The cells are destroyed by the spread of toxic clumps of a protein called tau - rather than another known as beta-amyloid.

The finding may lead to earlier diagnosis when drugs and lifestyle changes are more likely to work.

It also could lead to better treatments as well.

“Our work shows definitive evidence that the brain areas promoting wakefulness degenerate due to the accumulation of tau - not amyloid protein - from the very earliest stages of the disease,” said senior author Dr. Lea Grinberg, a neurologist at the University of California, San Francisco (UCSF).
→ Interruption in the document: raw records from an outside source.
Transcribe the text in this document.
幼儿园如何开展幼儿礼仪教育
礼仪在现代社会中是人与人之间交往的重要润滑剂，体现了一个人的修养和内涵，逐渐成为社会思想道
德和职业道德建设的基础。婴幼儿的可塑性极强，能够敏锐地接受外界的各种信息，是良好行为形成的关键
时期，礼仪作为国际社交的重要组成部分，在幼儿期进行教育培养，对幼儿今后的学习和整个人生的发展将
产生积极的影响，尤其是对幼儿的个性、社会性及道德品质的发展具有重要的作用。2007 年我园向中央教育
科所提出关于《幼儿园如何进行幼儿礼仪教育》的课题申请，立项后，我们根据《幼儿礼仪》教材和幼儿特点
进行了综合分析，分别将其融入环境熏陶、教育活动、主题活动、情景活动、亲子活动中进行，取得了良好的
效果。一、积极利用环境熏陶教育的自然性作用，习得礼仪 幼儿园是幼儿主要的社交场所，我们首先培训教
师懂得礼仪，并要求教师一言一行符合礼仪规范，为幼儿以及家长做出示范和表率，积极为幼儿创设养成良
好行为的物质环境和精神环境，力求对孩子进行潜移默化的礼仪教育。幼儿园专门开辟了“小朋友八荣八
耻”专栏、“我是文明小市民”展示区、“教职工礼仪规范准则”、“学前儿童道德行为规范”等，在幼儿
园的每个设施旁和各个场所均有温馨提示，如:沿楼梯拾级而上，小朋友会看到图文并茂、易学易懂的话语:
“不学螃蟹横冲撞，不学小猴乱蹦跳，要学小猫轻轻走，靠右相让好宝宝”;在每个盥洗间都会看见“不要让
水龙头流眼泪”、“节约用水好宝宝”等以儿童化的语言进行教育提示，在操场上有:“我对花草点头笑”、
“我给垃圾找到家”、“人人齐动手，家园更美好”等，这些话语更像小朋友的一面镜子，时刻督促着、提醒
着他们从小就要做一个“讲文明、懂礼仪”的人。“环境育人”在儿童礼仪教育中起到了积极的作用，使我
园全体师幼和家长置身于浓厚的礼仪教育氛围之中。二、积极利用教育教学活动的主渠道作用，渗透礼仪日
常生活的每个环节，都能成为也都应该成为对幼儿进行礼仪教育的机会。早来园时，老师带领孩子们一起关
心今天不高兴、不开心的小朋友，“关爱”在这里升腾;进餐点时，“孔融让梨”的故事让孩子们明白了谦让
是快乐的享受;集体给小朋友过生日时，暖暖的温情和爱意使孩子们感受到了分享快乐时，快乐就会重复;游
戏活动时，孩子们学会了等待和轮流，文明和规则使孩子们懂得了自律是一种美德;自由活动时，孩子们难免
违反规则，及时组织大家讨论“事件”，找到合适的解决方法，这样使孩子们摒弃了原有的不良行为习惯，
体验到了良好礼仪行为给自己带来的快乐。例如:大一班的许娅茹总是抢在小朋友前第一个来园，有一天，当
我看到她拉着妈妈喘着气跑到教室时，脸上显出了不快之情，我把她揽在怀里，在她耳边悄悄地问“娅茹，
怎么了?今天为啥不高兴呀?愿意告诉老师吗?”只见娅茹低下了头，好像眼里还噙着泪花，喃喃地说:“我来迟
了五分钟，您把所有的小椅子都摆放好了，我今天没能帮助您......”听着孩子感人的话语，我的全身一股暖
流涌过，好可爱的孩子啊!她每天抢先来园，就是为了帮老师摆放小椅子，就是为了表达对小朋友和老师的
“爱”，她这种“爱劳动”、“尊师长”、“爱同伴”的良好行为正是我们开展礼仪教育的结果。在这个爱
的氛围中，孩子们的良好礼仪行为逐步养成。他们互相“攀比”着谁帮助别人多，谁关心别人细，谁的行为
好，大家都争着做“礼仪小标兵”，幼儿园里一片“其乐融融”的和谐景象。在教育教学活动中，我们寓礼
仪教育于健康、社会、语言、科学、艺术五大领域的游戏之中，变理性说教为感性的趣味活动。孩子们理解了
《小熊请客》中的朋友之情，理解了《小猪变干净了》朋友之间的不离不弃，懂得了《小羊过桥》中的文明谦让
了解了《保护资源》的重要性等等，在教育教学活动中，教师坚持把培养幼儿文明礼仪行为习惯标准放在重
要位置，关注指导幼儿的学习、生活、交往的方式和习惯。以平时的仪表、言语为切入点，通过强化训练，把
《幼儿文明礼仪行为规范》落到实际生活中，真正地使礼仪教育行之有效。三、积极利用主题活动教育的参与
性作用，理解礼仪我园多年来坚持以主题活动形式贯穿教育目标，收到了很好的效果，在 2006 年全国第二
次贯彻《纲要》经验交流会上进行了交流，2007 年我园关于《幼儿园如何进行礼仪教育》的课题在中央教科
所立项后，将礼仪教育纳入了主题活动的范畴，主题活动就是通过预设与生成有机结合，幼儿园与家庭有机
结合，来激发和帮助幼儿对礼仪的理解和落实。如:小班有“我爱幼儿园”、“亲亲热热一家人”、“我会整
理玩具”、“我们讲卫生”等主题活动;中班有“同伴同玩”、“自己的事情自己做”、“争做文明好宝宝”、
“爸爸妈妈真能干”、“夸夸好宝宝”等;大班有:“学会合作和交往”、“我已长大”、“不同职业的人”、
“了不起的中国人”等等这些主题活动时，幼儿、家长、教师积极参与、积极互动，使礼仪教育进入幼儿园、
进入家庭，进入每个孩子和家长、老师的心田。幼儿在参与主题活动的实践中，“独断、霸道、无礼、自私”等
Alzheimer's damage can take root up to 20 years before clinical symptoms appear. It may be why medications have failed so far because they are given to trial participants too late.

Scientists may also have been aiming at the wrong target - amyloid instead of tau.

‘Finding’

Researchers and caregivers recorded regular dozing in patients long before their memory problems started to unfold.

However, it was uncertain whether troubled sleep would put inpiduals at danger for Alzheimer, or whether changes in the brain associated with the disease would lead to it.

Now the US team has strong evidence to suggest it is the latter by analyzing the brains of deceased patients.

Three areas that boost wakefulness - the locus coeruleus (LC), lateral hypothalamic area (LHA) and tuberomammillary nucleus (TMN) - had lost over 75% of their neurons. They also had a significant build-up of tau.

“It is remarkable because it is not just a single brain nucleus that is degenerating, but the whole wakefulness-promoting network,” said Lead author Dr. Jun Oh, also based at the Memory and Ageing Center at UCSF.

“Crucially this implies that the brain has no way to compensate because at the same moment all these functionally associated kinds of cells are being demolished.”

The study - published in the journal Alzheimer's and Dementia - demonstrates these regions, including the part affected by chronic sleepiness or narcolepsy, are among the first casualties of neuro-degeneration in sufferers.

So excessive napping - particularly when it occurs in the absence of significant nighttime sleep problems - may serve as an early warning sign of the disease- and the link to tau adds to evidence it contributes more directly to the symptoms than the more extensively investigated amyloid.

The researchers precisely compared the pathology, tau levels, and neuron numbers in 13 people with Alzheimer's when they died with seven healthy controls.

They also examined samples from seven patients with two distinct forms of dementia caused by tau accumulation called PSP (progressive supranuclear palsy and CBD (corticobasal disease).

In contrast to the Alzheimer's brains, the wakefulness neurons appeared to be spared despite comparable levels of tau.

“It seems the wakefulness-promoting network is particularly vulnerable in Alzheimer's disease. Understanding why this is the case is something we need to follow up in future research,” Dr.Oh said.

Increased focus on the role of tau in Alzheimer's suggests treatments currently under development in the laboratory of Dr. Grinberg and elsewhere that directly address tau have the potential to improve sleep and other early symptoms.

“In addition to holding a key to slowing the progress of the disease overall,” the scientists added.